Pille gegen Neid
Manchmal schaue ich mir andere Menschen an und denke: Ach, so glücklich wäre ich auch gern, so jung, so schlank und schön, so unbeschwert oder selbstbewusst. Das sind Gedankenspiele, die unglücklich machen und undankbar. Weil solches Grübeln so düster und bitter macht, würde ich gern eine Pille dagegen erfinden. Es würde genügen, diese Pille hätte zwei Wirkungen: Zuerst müsste sie mir für einen Augenblick die Hellsichtigkeit dafür geben, ob die Fassade, die mich grade so beeindruckt und neidisch macht, wirklich echt ist. Vielleicht ist dahinter eine Not, die ich nicht gesehen habe? Vielleicht ist dahinter eine Leere, die ich ungern eintauschen möchte? Dafür hätte ich gerne einen besonderen Blick.

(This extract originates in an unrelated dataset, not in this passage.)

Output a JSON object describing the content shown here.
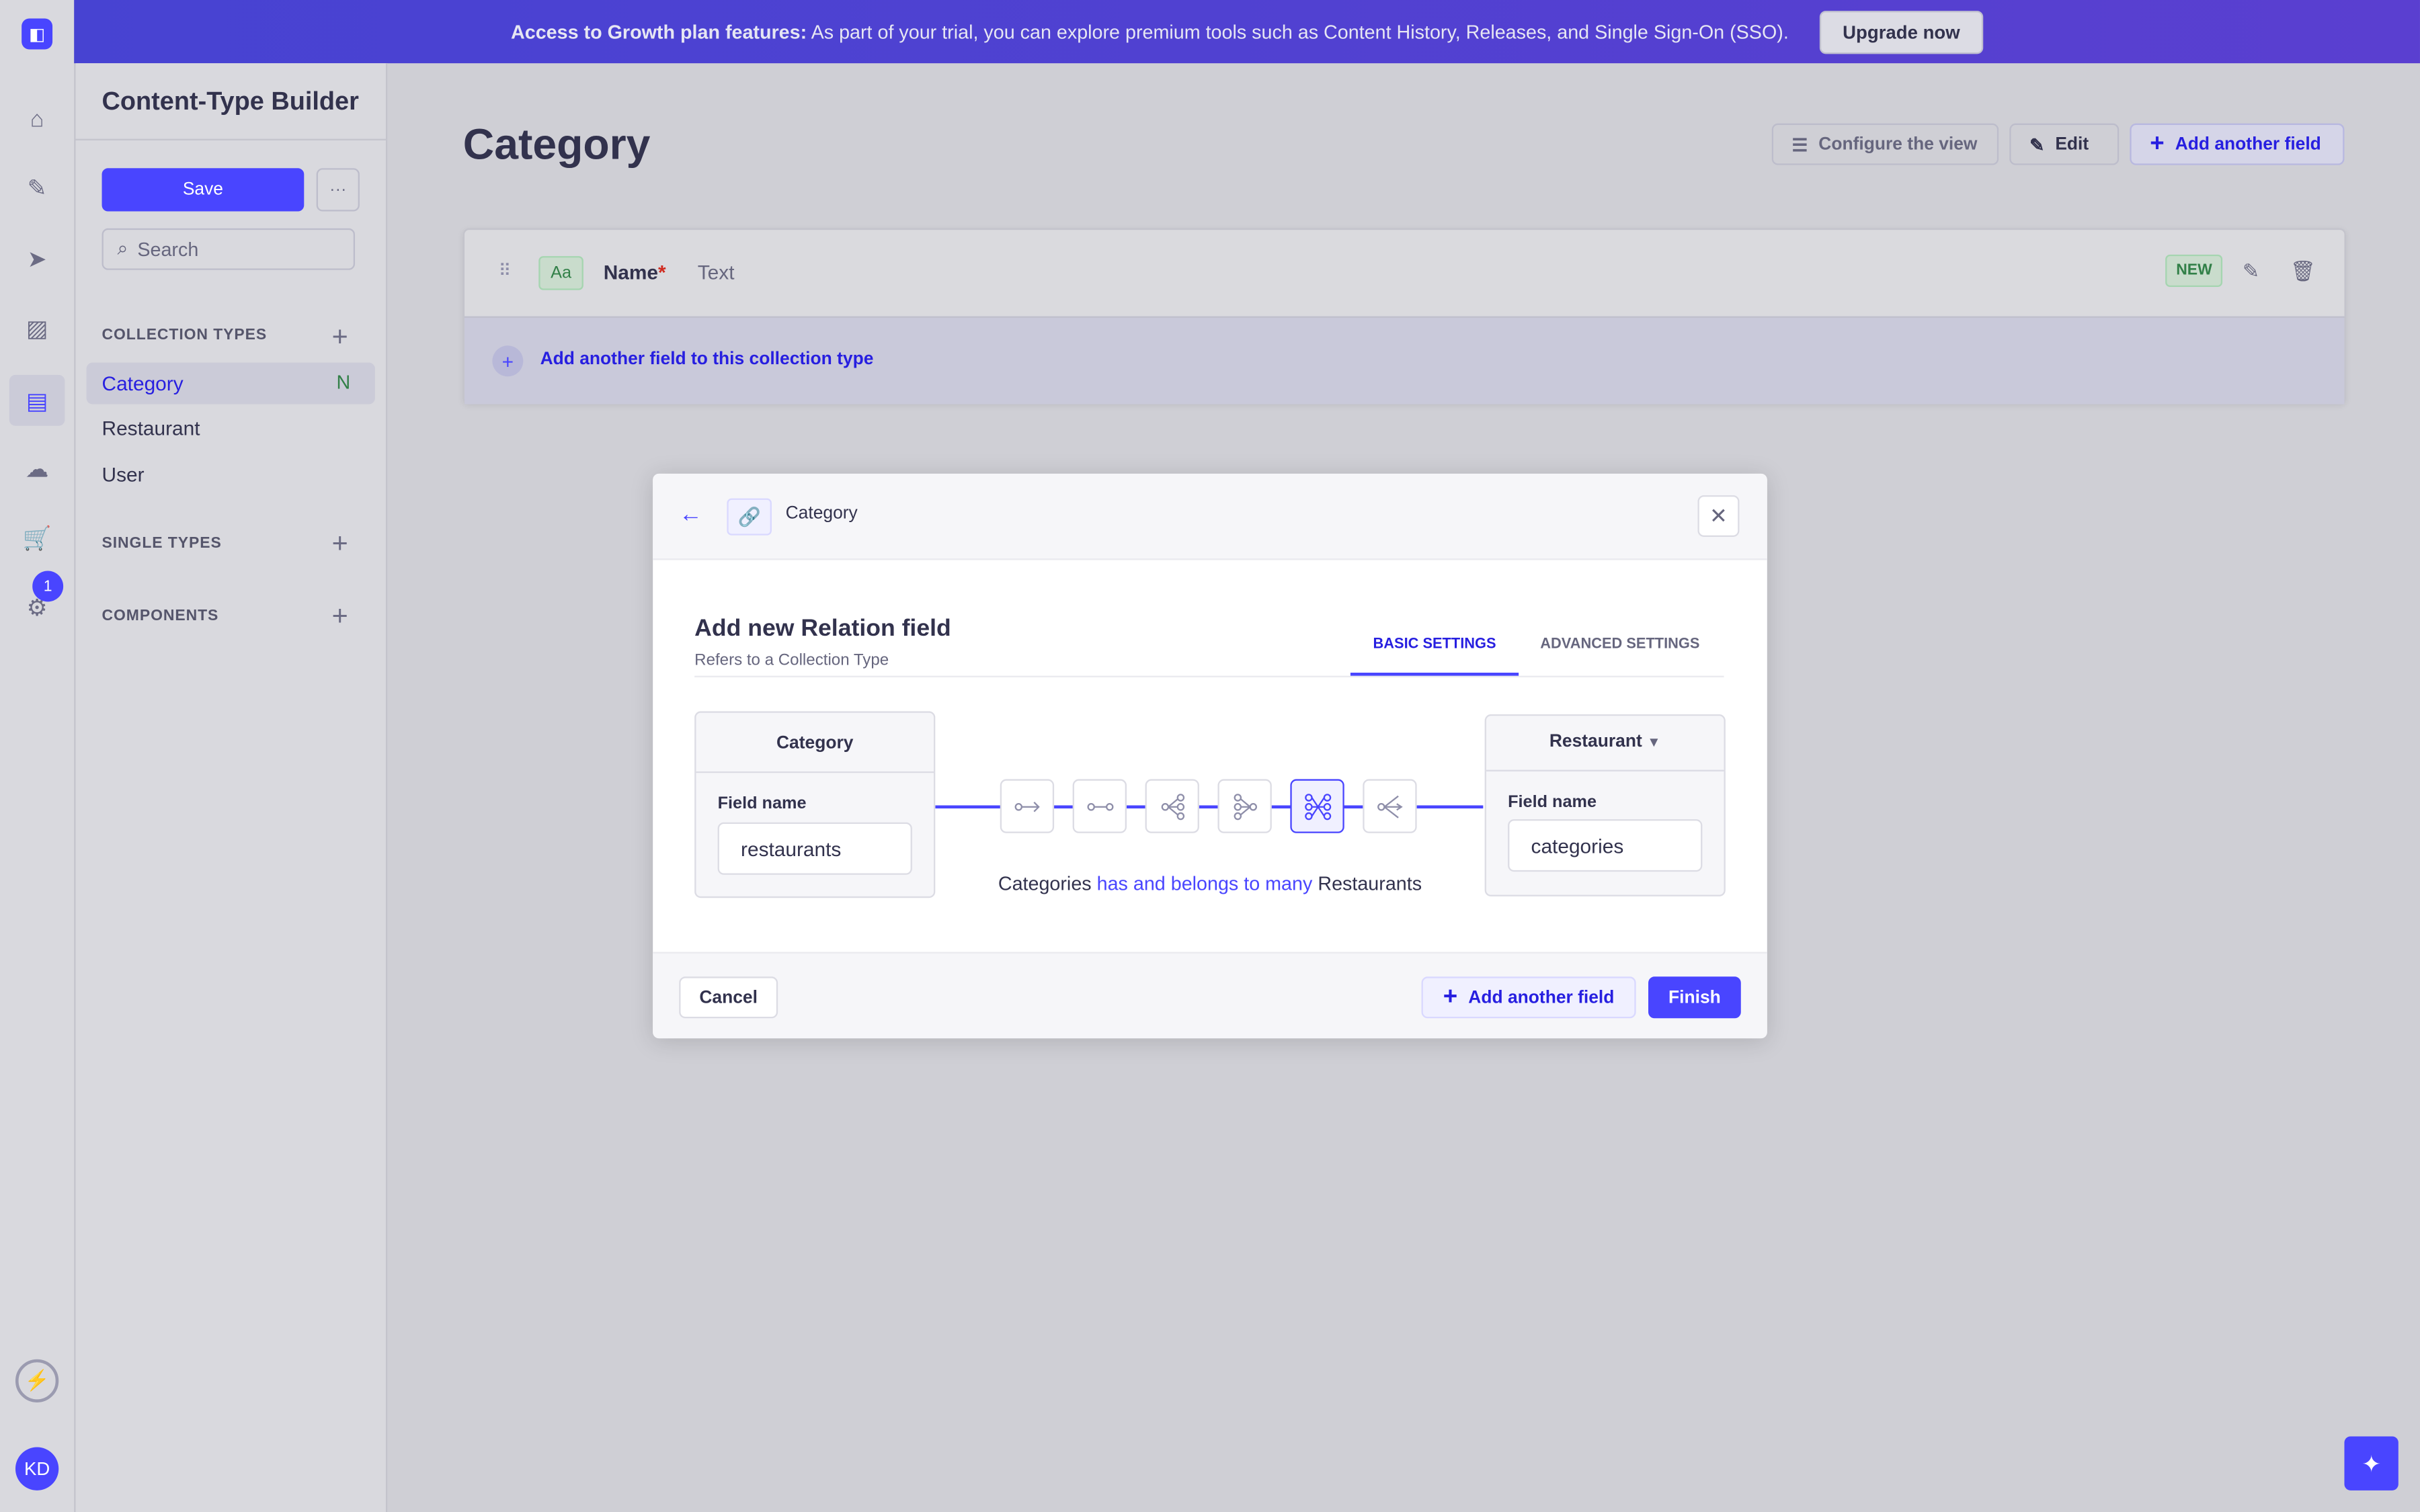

Eine zweite Wirkung bräuchte die Pille noch: Ich könnte für einen Moment in die Zukunft derer sehen, die ich da gerade bewundere. Was wird das Leben von ihnen noch verlangen? Welches Schicksal werden sie zu meistern haben? Warum sollte ich einem Menschen, der mir heute wie ein eitler Angeber erscheint, seinen Moment der Stärke und des Glücks nicht gönnen? Wer weiß, was ihm noch bevorsteht?
Der Philosoph Platon soll gesagt haben: „Sei gütig. Denn alle Menschen, denen du begegnest, kämpfen einen großen Kampf.“Und manchen steht er noch bevor: ein Kampf ums Leben und die eigene Gesundheit, ein Kampf um eine große Liebe, ein Kampf um ein Stück Gerechtigkeit, ein Kampf gegen einen alten Schmerz oder ein Kampf um eine tiefe Wahrheit. Die Pille gegen Neid hätte die Nebenwirkung, gütig zu machen, sie würde im Herzen dieses warme Gefühl erzeugen, das Menschen Gutes gönnt – allen Menschen. Ob sie ein Verkaufsschlager wird? Ob sie verboten wird, weil sie den Konsum dämpft? Ob sie nur noch heimlich weitergegeben werden kann in dunklen Kirchenecken? Egal! Wer sie mal probiert hat, wird sie wieder wollen. Gott stärke uns und tröste uns in dem, was unser großer Kampf ist. Und er schenke uns ein gütiges und großzügiges Herz!